Dimensions: 30 x 50 x 105 cm

Weight: 40 Kg


* Frequency response may vary and depends on room size and accompanying electronic equipment.
david_ten
No, I didn't listen to the BASiS; I'm not really a bass addict. In addition,I believe they are quite expensive (11,000 euros). Even the smaller stand alone subs are sold at Refined Audio for $5,500 -- which Jon admits is expensive.

- Robert
David, because Munich was cancelled I haven’t listened to the BASiS. Actually I’m more interested in the Magus for customers who can’t stretch to the Nenuphar’s.
Robert and Robert, thanks for your responses. 

If anyone owns / has had ears on the Nenuphar BASiS, please post.

RY: given the costs (and performance), that makes sense... as well as room sizes in the UK and Europe.

My move has been seriously postponed due to the current pandemic. Probably a year out now. It will be interesting what I end up with, listening room wise...and whether I will be able to try out the BASiS or an alternative future offering from Cube Audio.
@rwpollock Obviously it's *best* to just let the speaker designer make all the decisions for you, but there are a lot of subwoofer options out there that have all the basic features of the BASiS subs.  The full range driver is indeed "rocket science-ish", but looking at the subs makes me think there are plenty of other more cost effective solutions that might work just fine. 

The pandemic has hit almost all of us, so I'm also on long delay, but I'm still thinking about building the sealed box diy version of their monitors and pairing with my existing subs (the 2 x 12" bass units of Coincident PREs) and subwoofer amplifiers (Dayton audio SA1000 monoblocks). Won't look as pretty and may not sound quite as good, but it should be close at the worst.
It is generally recognized that overdamping the Nenuphars is not a good idea. At 6moons Srajan wrote in his review of the First Watt SIT-3 about driving the Nenuphars:
"...you won't be surprised to learn that the SIT-1 and SIT-3 were the perfect antidotes; better than the F5 and F7, very much better than the Pass Labs XA-30.8, radically superior to 200-watt class A/B specimens of the 1Mhz ultra-bandwidth persuasion."

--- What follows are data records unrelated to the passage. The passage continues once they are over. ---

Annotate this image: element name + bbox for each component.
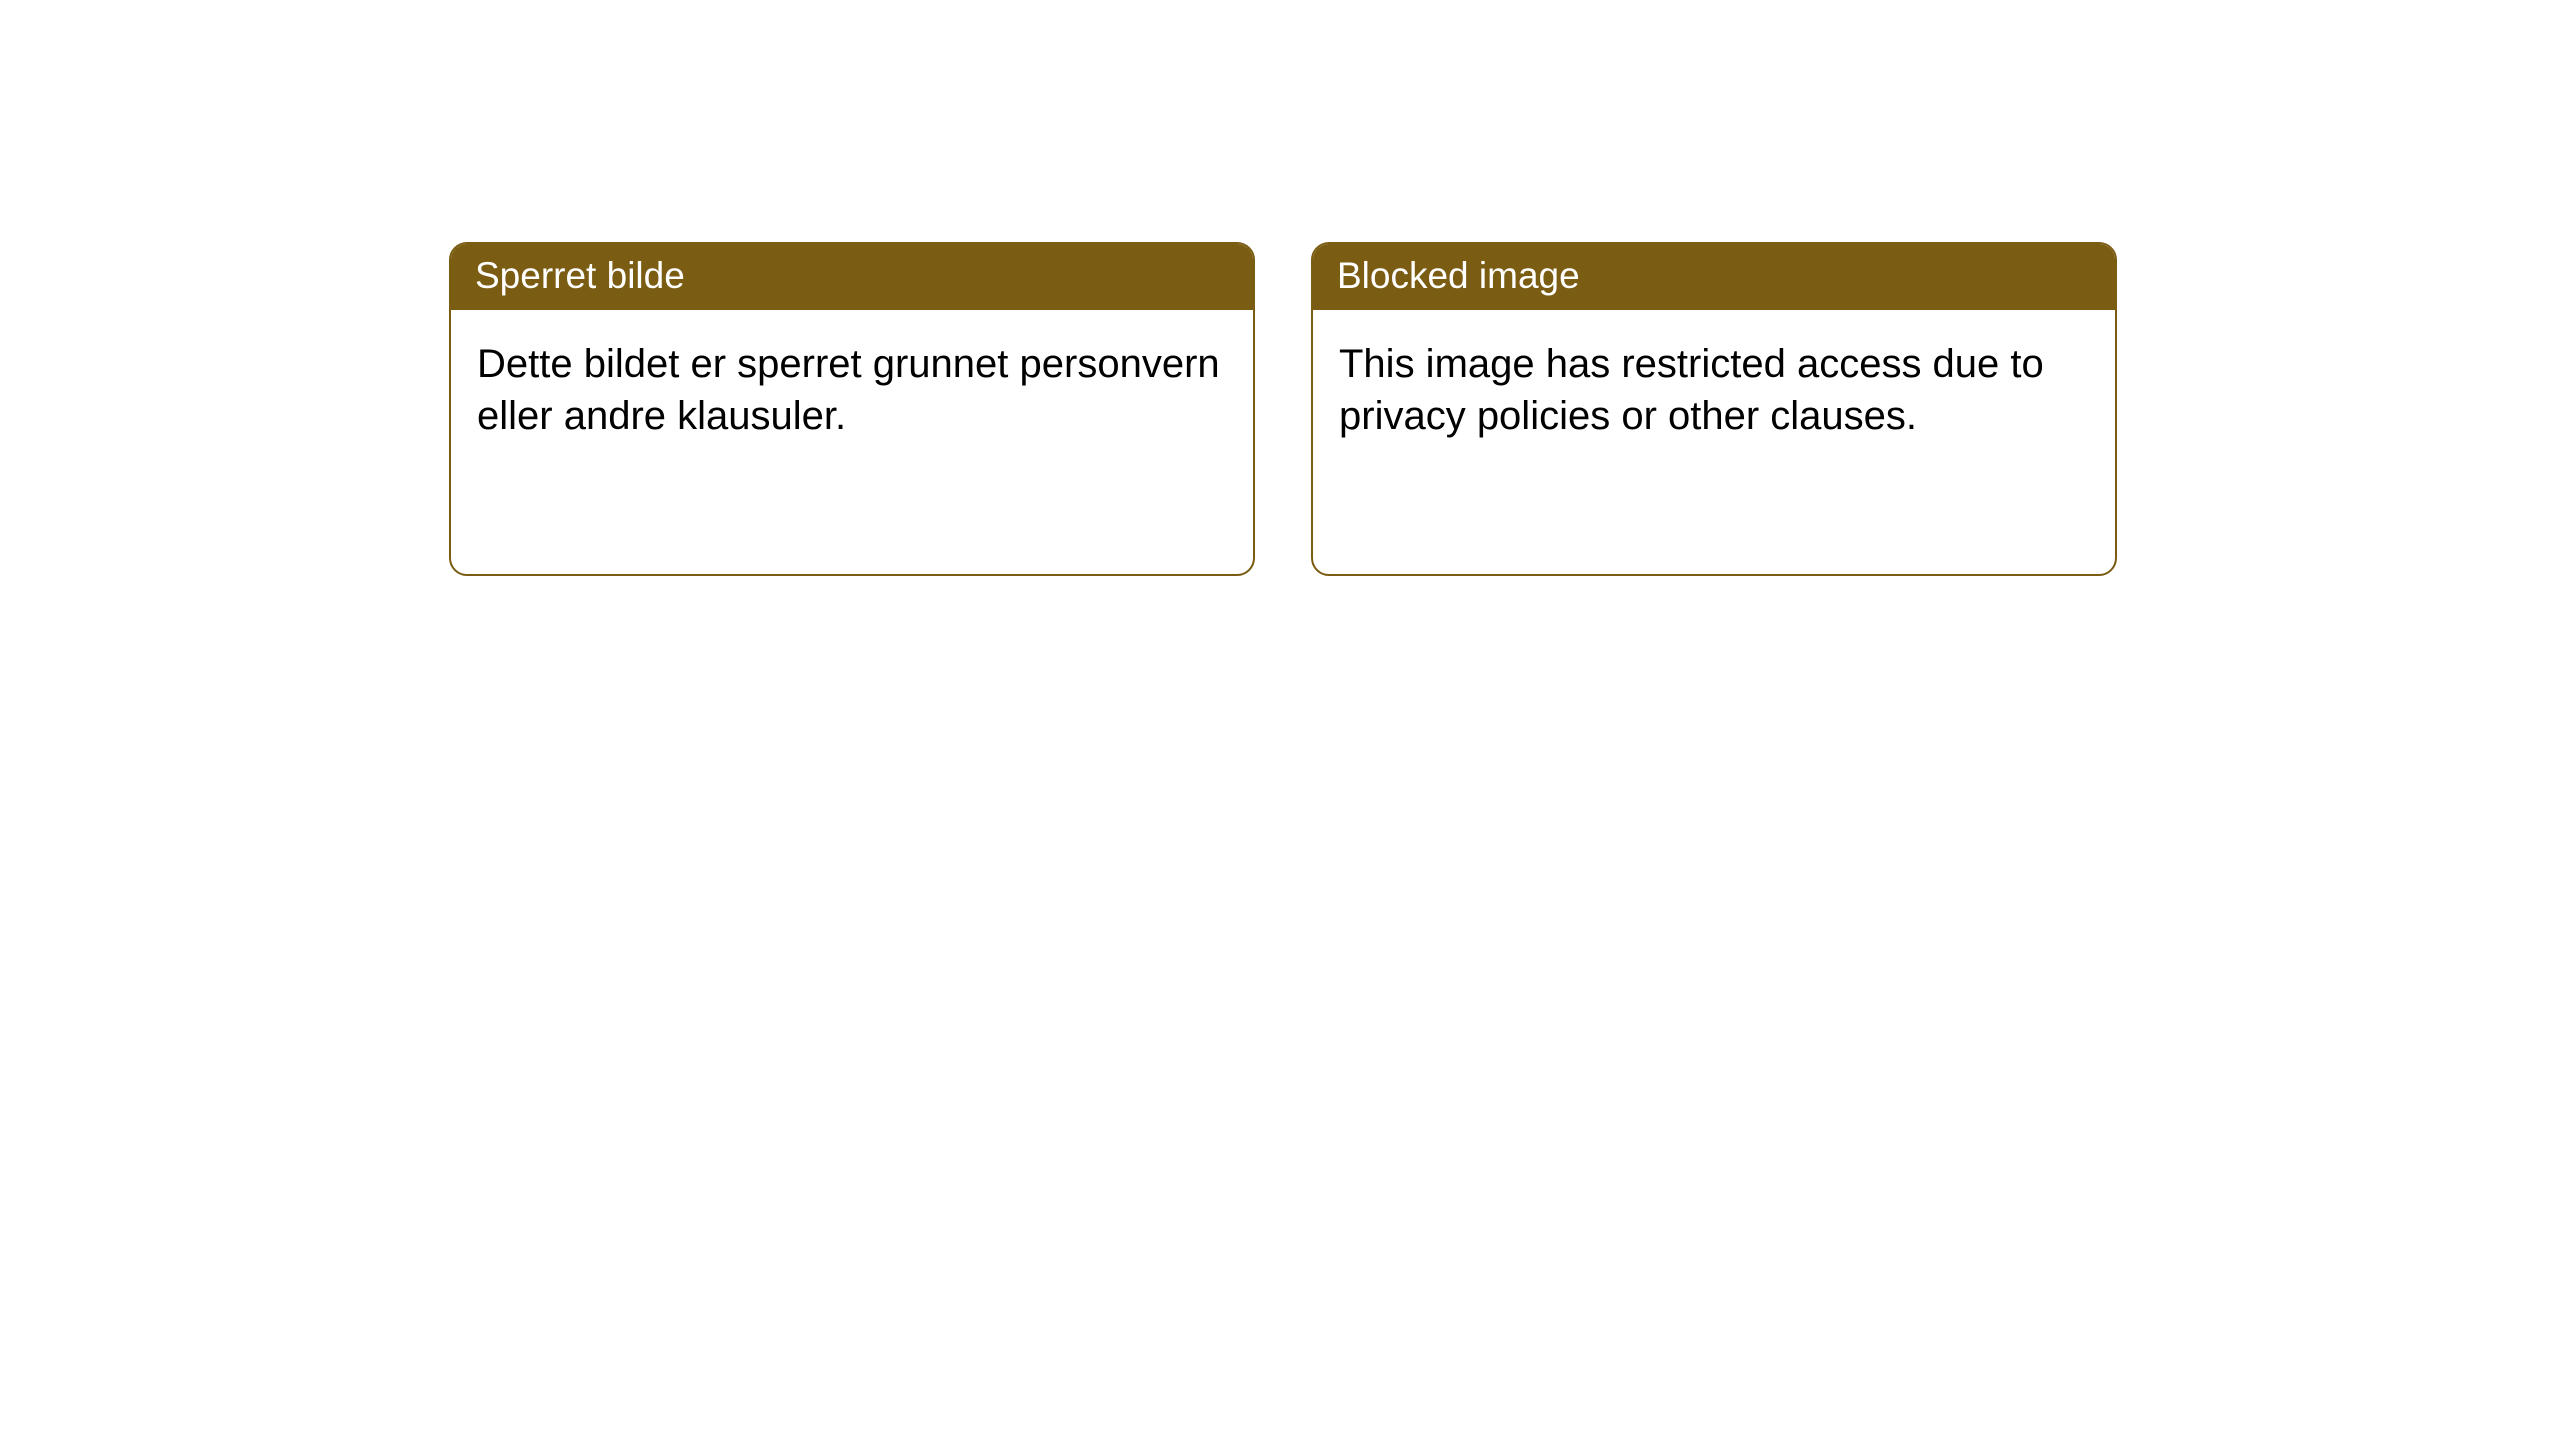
notice-title: Blocked image (1313, 244, 2115, 310)
notice-body: This image has restricted access due to … (1313, 310, 2115, 470)
notice-container: Sperret bilde Dette bildet er sperret gr… (0, 0, 2560, 576)
notice-card-norwegian: Sperret bilde Dette bildet er sperret gr… (449, 242, 1255, 576)
notice-title: Sperret bilde (451, 244, 1253, 310)
notice-card-english: Blocked image This image has restricted … (1311, 242, 2117, 576)
notice-body: Dette bildet er sperret grunnet personve… (451, 310, 1253, 470)
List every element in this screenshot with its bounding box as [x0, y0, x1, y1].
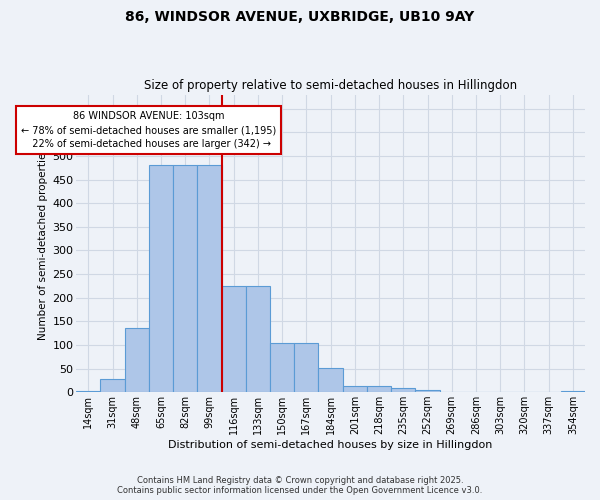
Bar — [415, 390, 440, 392]
Bar — [76, 391, 100, 392]
Bar — [319, 368, 343, 392]
Bar — [294, 342, 319, 392]
Bar — [100, 380, 125, 392]
Bar — [270, 342, 294, 392]
X-axis label: Distribution of semi-detached houses by size in Hillingdon: Distribution of semi-detached houses by … — [169, 440, 493, 450]
Title: Size of property relative to semi-detached houses in Hillingdon: Size of property relative to semi-detach… — [144, 79, 517, 92]
Text: 86 WINDSOR AVENUE: 103sqm
← 78% of semi-detached houses are smaller (1,195)
  22: 86 WINDSOR AVENUE: 103sqm ← 78% of semi-… — [21, 111, 277, 149]
Bar — [149, 166, 173, 392]
Bar — [391, 388, 415, 392]
Y-axis label: Number of semi-detached properties: Number of semi-detached properties — [38, 147, 48, 340]
Bar — [197, 166, 221, 392]
Bar — [343, 386, 367, 392]
Bar — [221, 286, 246, 392]
Bar — [367, 386, 391, 392]
Bar — [173, 166, 197, 392]
Bar — [561, 391, 585, 392]
Bar — [246, 286, 270, 392]
Text: 86, WINDSOR AVENUE, UXBRIDGE, UB10 9AY: 86, WINDSOR AVENUE, UXBRIDGE, UB10 9AY — [125, 10, 475, 24]
Bar — [125, 328, 149, 392]
Text: Contains HM Land Registry data © Crown copyright and database right 2025.
Contai: Contains HM Land Registry data © Crown c… — [118, 476, 482, 495]
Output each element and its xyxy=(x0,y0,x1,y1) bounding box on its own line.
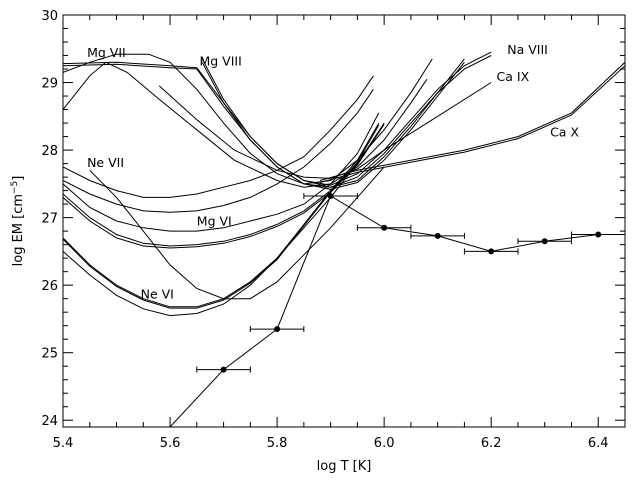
em-locus-ca-x xyxy=(319,61,625,181)
y-tick-label: 25 xyxy=(41,347,58,362)
y-tick-label: 30 xyxy=(41,9,58,24)
y-tick-label: 24 xyxy=(41,414,58,429)
annotation-ne-vii: Ne VII xyxy=(87,155,124,170)
x-tick-label: 5.6 xyxy=(160,436,181,451)
annotation-ca-ix: Ca IX xyxy=(497,69,530,84)
em-locus-mg-viii xyxy=(63,61,465,190)
y-tick-label: 26 xyxy=(41,279,58,294)
dem-point xyxy=(595,231,602,238)
dem-point xyxy=(381,224,388,231)
y-axis-title-suffix: ] xyxy=(11,176,26,181)
dem-point xyxy=(274,326,281,333)
x-tick-label: 6.4 xyxy=(588,436,609,451)
plot-frame xyxy=(62,14,626,428)
dem-point xyxy=(327,193,334,200)
annotation-mg-vi: Mg VI xyxy=(197,214,232,229)
x-tick-label: 5.8 xyxy=(267,436,288,451)
em-locus-mg-vii xyxy=(63,53,433,185)
em-locus-mg-vii xyxy=(63,61,428,188)
y-axis-title-exponent: −5 xyxy=(10,181,20,194)
dem-point xyxy=(541,238,548,245)
dem-point xyxy=(220,366,227,373)
y-axis-title: log EM [cm−5] xyxy=(10,176,26,267)
x-tick-label: 6.0 xyxy=(374,436,395,451)
x-tick-label: 5.4 xyxy=(53,436,74,451)
em-locus-ne-vii xyxy=(63,89,374,213)
em-locus-ca-ix xyxy=(158,82,492,179)
y-tick-label: 28 xyxy=(41,144,58,159)
y-tick-label: 27 xyxy=(41,212,58,227)
dem-line xyxy=(169,195,625,427)
dem-point xyxy=(488,248,495,255)
em-locus-ca-x xyxy=(319,65,625,183)
annotation-mg-vii: Mg VII xyxy=(87,45,126,60)
x-tick-labels: 5.4 5.6 5.8 6.0 6.2 6.4 xyxy=(53,436,609,451)
x-axis-title: log T [K] xyxy=(317,459,372,474)
axis-ticks xyxy=(62,14,626,427)
annotation-ne-vi: Ne VI xyxy=(141,287,174,302)
em-locus-ne-vii xyxy=(89,166,385,300)
em-locus-ne-vi xyxy=(63,163,358,317)
em-loci-curves xyxy=(63,51,625,317)
annotation-mg-viii: Mg VIII xyxy=(199,54,241,69)
dem-series xyxy=(169,193,625,427)
y-tick-label: 29 xyxy=(41,77,58,92)
annotation-ca-x: Ca X xyxy=(550,125,579,140)
em-locus-ne-vi xyxy=(63,124,385,309)
em-locus-na-viii xyxy=(201,55,492,188)
annotation-na-viii: Na VIII xyxy=(507,42,548,57)
annotations: Mg VII Mg VIII Na VIII Ca IX Ca X Ne VII… xyxy=(87,42,579,301)
em-locus-mg-vi xyxy=(63,112,380,232)
y-axis-title-prefix: log EM [cm xyxy=(11,194,26,266)
dem-point xyxy=(434,232,441,239)
em-locus-na-viii xyxy=(201,51,492,186)
em-locus-ne-vii xyxy=(63,75,374,198)
x-tick-label: 6.2 xyxy=(481,436,502,451)
y-tick-labels: 24 25 26 27 28 29 30 xyxy=(41,9,58,429)
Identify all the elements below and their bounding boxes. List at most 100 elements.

As an example of the last, the Soulution 501 has a damping factor of 10,000 (which would correspond to an output impedance of 0.0001 ohms). The Mola Mola, a class D amp, has an output impedance of 0.003 while the Bryston 4B clocks in at 0.016 ohms. Still too low to be of interest.

Moving on to a couple of tube amps, the Audio Research VT80 has an output impedance of 0.12 while the Aesthetic Atlas is 0.25. With OTL amps, the LTA Z10 impedance is 1.2 ohms and their Ultralinear is at 1.6 ohms.

Looking at the solid state amps that Sjaran ranked we see a consistent pattern:
SIT-1  4 ohms
SIT-3  0.26 ohms
F-5  0.025 ohms
F-7  0.01 ohms
Pass XA 30.8  0.007 ohms

Here are the output impedances of the First Watt stable:
F-1  80 ohms
F-2  15 ohms
SIT-1  4 ohms
SIT-2  4 ohms
J-2  0.4 ohms
SIT-3  0.26 ohms
F-4  0.2 ohms
F-3  0.12 ohms
F-6  0.06 ohms
M-2  0.05 ohms
F-5  0.025 ohms
F-7  0.01 ohms

Which leads to the exit question: Has anyone listened to the F-1 or F-2 with the Nenuphars?